We will query for research outputs where at least one author is affiliated with the University of Oxford, using the Research Organization Registry (ROR) identifier. We will ask for resource type (e.g. publication or dataset), the number of citations, views and downloads, and the authors and affiliations of the authors.

As ROR adoption is at an early stage and for example not yet implemented for Crossref DOIs as of April 2020, the returned research outputs will only be a small subset of the total number of research outputs from the University of Oxford. We further filter the results to only return research outputs with at least 100 views, according to the COUNTER Code of Practice.

Why GraphQL

The query combines the results from queries to two separate services (ROR and DataCite DOIs API). In addition, it combines DOI metadata with citation and usage data, the latter provided by the repository where the research output is hosted. GraphQL not only allows for a single query to fetch this information but also only returns the fields needed in the user story.

The output from the query is standard JSON and can be further processed by for example a Jupyter notebook.

Use the following query in the GraphQL client at https://api.datacite.org/graphql

{
  organization(id: "https://ror.org/052gg0110") {
    id
    name
    alternateName
    citationCount
    viewCount
    downloadCount
    works(hasViews: 100, first: 100) {
      totalCount
      years {
        title
        count
      }
      resourceTypes {
        title
        count
      }
      nodes {
        id
        type
        publisher
        publicationYear
        titles {
          title
        }
        creators {
          id
          name
          affiliation {
            id
            name
          }
        }
        citationCount
        viewCount
        downloadCount
      }
    }
  }
}

Related GitHub issue from 2018 FREYA workshop:

Nice example, could be useful for tracking down an organization research output. One concern: the example takes about 30 seconds to execute, also when you repeat it, it takes about 30 seconds again (so the result does not look like cached).

1 Like

@vasilyb while I am sure we can improve performance going forward, there is also a tradeoff that has to be made between query complexity and request duration. This is for example a query that probably can be run in the background, as data will not change so frequently. We can also adjust how many records are returned in the query and for example use pagination (still working on finalizing this).

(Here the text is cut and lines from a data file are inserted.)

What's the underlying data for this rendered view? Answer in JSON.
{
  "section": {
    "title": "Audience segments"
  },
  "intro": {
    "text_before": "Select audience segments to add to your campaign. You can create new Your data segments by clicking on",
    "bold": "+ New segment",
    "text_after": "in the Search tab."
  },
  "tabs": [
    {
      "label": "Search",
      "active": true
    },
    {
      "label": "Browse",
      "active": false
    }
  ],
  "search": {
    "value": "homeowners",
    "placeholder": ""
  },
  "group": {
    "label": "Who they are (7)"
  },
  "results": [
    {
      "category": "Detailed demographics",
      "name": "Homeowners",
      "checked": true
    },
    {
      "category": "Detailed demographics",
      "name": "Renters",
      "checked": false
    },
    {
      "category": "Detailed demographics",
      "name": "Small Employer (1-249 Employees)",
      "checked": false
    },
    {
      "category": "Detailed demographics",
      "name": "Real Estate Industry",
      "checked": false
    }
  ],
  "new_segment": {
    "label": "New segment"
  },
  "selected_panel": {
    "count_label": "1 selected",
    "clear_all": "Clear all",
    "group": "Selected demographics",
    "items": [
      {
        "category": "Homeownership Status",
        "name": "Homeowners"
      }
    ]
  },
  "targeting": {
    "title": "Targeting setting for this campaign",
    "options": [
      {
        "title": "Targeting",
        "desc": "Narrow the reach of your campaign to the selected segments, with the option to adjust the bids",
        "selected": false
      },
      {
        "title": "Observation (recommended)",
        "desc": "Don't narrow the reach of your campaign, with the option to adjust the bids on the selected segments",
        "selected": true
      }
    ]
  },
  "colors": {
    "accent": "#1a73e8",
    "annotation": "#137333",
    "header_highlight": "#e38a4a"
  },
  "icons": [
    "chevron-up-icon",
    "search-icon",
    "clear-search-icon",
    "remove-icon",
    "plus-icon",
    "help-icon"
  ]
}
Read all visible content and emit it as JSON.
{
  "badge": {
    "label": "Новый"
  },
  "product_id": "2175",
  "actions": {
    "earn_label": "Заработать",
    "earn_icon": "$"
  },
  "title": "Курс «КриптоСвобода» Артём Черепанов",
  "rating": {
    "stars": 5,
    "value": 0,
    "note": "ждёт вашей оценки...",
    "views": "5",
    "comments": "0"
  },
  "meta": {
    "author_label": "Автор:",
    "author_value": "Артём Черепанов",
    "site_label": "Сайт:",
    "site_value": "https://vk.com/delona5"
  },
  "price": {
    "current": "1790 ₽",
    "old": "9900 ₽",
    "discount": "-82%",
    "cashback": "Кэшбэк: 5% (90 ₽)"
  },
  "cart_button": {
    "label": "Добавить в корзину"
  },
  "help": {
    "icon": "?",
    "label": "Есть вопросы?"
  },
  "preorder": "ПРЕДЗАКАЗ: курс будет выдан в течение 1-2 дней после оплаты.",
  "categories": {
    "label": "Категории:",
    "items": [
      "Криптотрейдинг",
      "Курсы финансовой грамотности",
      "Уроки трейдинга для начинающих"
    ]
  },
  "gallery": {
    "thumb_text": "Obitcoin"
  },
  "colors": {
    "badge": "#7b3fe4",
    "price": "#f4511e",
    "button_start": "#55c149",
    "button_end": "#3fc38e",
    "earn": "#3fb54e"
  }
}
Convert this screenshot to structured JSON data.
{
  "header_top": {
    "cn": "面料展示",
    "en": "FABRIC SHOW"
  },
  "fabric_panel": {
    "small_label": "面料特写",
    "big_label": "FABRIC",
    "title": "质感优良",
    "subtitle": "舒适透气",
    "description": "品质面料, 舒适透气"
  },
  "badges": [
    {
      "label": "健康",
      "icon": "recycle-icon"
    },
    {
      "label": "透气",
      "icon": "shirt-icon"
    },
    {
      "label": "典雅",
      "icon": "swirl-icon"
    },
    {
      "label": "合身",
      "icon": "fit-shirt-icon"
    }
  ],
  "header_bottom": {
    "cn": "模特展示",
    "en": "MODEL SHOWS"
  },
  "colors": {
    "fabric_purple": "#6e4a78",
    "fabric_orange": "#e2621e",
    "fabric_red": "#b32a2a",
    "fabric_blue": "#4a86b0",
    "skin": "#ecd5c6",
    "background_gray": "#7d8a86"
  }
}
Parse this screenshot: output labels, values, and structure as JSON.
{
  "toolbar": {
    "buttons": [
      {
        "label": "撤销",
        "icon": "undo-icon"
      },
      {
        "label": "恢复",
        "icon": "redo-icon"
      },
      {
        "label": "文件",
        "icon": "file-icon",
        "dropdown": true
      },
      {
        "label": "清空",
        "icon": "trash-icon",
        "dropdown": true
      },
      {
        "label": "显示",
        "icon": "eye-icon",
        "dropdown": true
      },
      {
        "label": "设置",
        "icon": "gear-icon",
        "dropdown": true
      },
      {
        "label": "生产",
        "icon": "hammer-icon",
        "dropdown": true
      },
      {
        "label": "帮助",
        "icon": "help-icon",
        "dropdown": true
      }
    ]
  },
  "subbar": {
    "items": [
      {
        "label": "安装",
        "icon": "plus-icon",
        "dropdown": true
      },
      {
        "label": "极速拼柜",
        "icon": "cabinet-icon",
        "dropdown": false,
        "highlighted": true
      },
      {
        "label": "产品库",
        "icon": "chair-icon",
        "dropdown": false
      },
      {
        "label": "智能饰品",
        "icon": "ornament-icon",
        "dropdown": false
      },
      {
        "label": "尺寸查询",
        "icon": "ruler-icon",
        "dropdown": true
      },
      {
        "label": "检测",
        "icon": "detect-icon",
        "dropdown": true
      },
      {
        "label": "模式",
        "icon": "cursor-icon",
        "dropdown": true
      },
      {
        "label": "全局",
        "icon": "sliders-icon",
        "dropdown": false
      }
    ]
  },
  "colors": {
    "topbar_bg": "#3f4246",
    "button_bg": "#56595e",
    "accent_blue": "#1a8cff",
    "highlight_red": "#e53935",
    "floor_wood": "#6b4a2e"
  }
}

I tried this for CERN and it works in general, although at this point the only information it returns is the name and alternate name.

@artemislav thanks. I hope that Zenodo supports ROR IDs for affiliations soon.

I tried this example (eliminating the hasViews part first) with my own institutional ROR, but I’m getting no returns. Would that mean that our ROR is implemented incorrectly somehow within the DataCite XML, or that it’s only using the affiliationIdentifier tag for its returns? Our datasets are not including persons as authors only organization. For instance, we have xml in the DataCite record like:

 <creator>
            <creatorName nameType="Organizational">Ocean Networks Canada</creatorName>
            <nameIdentifier nameIdentifierScheme="ROR" schemeURI="https://ror.org/">05gknh003</nameIdentifier>
        </creator>

Trying to figure out what we might be doing wrong.

Yes, we are currently only looking at the affiliation field. But I can change that.

That would be great to support our use case- thank you!

I’ve noticed that the query works now so the update seems to have been made. Thanks!

2 Likes